Le premier titre qu’il interprète est un titre de la Fossette, album de 1992, Nous marchons sous la neige. Rien n’a changé, toute sa jeunesse est là. Tout sera comme avant… La voix nous saisit immédiatement. La grâce s’élance, s’excuse de sa fragilité. L’essentiel est porté par la voix. Depuis longtemps déjà, Dominique A nous a révélé que tout son projet réside dans sa voix, la mince élévation de l’âme. Depuis Auguri, la voix est clairement, de façon décomplexée, et en nuances parfois osées, au premier plan. Loin devant. Le rock était un véhicule comme un autre, comme une musette. Le rock a laissé la place à la formation symphonique qui laissera sa place à son tour au trio épuré. Rien qu'une formation musicale.

Une signature se retrouve dans le rythme qui est respiration inquiète, dans la tonalité entre deux eaux, dans la voix presque non genrée, dans la phrase vibratile. Une signature. Un vibrato donc, mais sans trop de puissance et derrière, tout le temps, comme un roulement de tambour, des saccades, une perpétuité, des bottes qui avancent inéluctablement. La marque de fabrique est reconnaissable sous le souffle des instruments. Le chant est tout à la fois obstiné et résigné. Il n'est jamais totalement dépressif, il est vivant et conscient de sa précarité.

 

L’essentiel de l’artiste est dans l’écriture et l’interprétation, dans la composition et l’incarnation. Venons-en aux mots. Ils véhiculent tout ce qui circule à l’intérieur de l’être : l’espérance, le désir de l’invisible, la fragilité congénitale, le sentiment d’usurpation, … Ils sont ce qui font de nous des réceptacles insatiables. Des phrases qui nous hantent dans leur vague. « Allons dans un sentier où la lumière est franche, nous parlerons sûrement de partir quelques jours. » L’entêtement nous guette. Un mystère envahit les mots comme un léger brouillard, ce qui semblait évident devient énigmatique. Les phrases qui nous restent sont de véritables séquences mystiques, aux échos qui remontent « inlassablement et chaque fois trouvent une place » entre notre ventre et notre souffle.
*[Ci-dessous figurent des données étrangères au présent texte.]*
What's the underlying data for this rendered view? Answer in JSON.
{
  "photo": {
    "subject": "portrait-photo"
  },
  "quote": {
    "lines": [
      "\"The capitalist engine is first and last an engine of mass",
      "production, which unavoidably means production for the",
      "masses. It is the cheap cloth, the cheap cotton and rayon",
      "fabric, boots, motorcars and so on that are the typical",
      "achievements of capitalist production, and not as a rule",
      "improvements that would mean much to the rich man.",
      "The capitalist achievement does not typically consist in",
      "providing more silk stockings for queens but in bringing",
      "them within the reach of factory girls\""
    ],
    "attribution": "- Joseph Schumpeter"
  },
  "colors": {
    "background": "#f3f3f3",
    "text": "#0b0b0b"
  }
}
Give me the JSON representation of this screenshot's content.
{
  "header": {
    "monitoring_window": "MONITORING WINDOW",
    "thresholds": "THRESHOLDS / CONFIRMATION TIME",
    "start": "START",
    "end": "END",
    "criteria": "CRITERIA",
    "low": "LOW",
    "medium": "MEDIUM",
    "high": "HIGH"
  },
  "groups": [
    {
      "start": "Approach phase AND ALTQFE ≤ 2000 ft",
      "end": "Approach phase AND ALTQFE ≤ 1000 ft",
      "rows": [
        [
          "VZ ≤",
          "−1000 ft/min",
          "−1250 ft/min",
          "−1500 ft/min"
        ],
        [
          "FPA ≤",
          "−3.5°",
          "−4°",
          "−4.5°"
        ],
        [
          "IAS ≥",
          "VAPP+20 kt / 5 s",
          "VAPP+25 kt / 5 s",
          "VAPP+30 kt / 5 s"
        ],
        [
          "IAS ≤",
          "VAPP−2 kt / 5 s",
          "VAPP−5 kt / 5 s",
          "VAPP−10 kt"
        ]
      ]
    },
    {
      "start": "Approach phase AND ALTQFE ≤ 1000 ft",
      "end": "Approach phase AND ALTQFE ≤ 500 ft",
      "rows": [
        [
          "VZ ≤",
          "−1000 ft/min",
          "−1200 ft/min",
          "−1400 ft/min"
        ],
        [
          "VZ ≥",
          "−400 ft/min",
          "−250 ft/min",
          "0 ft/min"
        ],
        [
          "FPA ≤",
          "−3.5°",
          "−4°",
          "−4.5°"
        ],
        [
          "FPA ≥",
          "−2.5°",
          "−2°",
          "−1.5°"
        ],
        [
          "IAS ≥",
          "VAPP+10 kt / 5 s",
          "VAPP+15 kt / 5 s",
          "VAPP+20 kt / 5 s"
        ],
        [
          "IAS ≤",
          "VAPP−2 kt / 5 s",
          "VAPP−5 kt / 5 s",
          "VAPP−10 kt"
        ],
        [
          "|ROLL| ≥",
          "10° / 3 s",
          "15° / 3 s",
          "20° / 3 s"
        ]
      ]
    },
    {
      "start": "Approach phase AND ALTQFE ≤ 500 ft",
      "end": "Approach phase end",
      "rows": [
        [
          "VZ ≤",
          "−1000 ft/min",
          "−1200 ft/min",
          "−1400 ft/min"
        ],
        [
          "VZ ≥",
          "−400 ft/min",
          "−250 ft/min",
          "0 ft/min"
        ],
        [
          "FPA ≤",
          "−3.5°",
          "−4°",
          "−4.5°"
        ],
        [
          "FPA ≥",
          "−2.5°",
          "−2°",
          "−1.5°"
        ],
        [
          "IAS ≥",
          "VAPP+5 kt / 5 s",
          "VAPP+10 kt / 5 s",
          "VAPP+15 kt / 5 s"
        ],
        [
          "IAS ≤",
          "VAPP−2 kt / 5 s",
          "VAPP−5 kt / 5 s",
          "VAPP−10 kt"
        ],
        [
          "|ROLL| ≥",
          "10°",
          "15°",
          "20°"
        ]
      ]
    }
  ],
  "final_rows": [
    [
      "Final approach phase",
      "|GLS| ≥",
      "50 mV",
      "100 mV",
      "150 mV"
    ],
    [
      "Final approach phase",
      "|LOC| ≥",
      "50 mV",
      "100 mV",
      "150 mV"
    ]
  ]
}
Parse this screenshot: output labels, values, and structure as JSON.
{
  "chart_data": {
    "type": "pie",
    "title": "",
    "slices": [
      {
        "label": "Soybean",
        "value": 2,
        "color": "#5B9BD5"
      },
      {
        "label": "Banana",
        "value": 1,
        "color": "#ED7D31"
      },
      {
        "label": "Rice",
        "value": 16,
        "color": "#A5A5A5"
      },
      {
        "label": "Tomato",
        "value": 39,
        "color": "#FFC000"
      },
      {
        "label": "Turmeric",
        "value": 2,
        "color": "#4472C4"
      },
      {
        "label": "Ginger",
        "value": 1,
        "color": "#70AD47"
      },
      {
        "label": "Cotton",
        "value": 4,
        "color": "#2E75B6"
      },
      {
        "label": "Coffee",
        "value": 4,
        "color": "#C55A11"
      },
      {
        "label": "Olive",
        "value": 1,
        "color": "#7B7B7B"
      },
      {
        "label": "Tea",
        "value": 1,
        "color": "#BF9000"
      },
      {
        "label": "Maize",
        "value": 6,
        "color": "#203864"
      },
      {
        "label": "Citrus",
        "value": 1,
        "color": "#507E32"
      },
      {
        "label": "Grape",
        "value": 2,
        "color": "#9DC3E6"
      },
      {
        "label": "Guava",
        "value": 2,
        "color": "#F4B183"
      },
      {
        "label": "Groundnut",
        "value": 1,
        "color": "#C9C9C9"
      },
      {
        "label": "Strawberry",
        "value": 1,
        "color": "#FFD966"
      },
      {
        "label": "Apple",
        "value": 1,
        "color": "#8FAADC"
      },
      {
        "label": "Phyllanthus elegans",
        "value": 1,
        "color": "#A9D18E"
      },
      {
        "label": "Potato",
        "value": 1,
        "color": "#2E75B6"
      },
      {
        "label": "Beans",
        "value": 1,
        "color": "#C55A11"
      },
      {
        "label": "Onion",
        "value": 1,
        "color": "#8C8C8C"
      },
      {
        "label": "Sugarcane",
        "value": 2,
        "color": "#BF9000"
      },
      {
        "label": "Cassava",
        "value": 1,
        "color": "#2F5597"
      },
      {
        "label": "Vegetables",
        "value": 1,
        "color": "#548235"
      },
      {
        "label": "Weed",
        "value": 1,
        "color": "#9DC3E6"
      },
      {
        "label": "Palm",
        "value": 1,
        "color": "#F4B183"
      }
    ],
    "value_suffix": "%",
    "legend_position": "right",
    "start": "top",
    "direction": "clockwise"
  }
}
Puisque c’est un spectacle, jetons un œil au funambule qui danse comme il chante, sur une lame de rasoir. Le chanteur danse. Il prend ses mains pour des ailes, elles sont trop lourdes. Je l’avais qualifié d’Albatros du rock dans un vieux papier. Aujourd’hui, il est comme le revers du chef d’orchestre auquel il tourne le dos, sa caricature folle et accidentée. Il en est l’image inversée. Dos à dos, l’ordre et la grâce se cherchent et se devinent. De toutes façons, c’est normal qu’il ose danser, le sublime ne peut être atteint qu'au risque du ridicule. Avec ses gestes saccadés et patauds, c’est pour rendre grâce qu’il fait le danseur. C'est la maladresse qui est le témoin de l'incarnation.

Le forçat s’est métamorphosé en danseur, le son sourd est devenu lyrique, nous participons à une métamorphose perpétuelle. L’artiste est obsédé par un seul chemin, celui qui va vers les lumières encore et toujours. C’est son leitmotiv depuis trente ans, les lumières… Ce que nous voyons est toujours en cours et ne sera jamais achevé. Pourquoi ne pas se dire immortels ?

 

Il propose de finir par quelques tubes, enfin des titres qui sont des tubes pour lui et nous, car le grand public est une fosse trop vaste. Et dire que l’auditorium était plein ce 30 novembre, alors que nous n’étions que 10 à Montauban en 1996. Il est étonnant de se retrouver nombreux en 2024 alors que j’ai le sentiment que ses chansons ne peuvent parler qu’à moi. Il faut dire qu’à un moment, j’ai pleuré. « Si seulement nous avions le courage des oiseaux, Qui chantent dans le vent glacé »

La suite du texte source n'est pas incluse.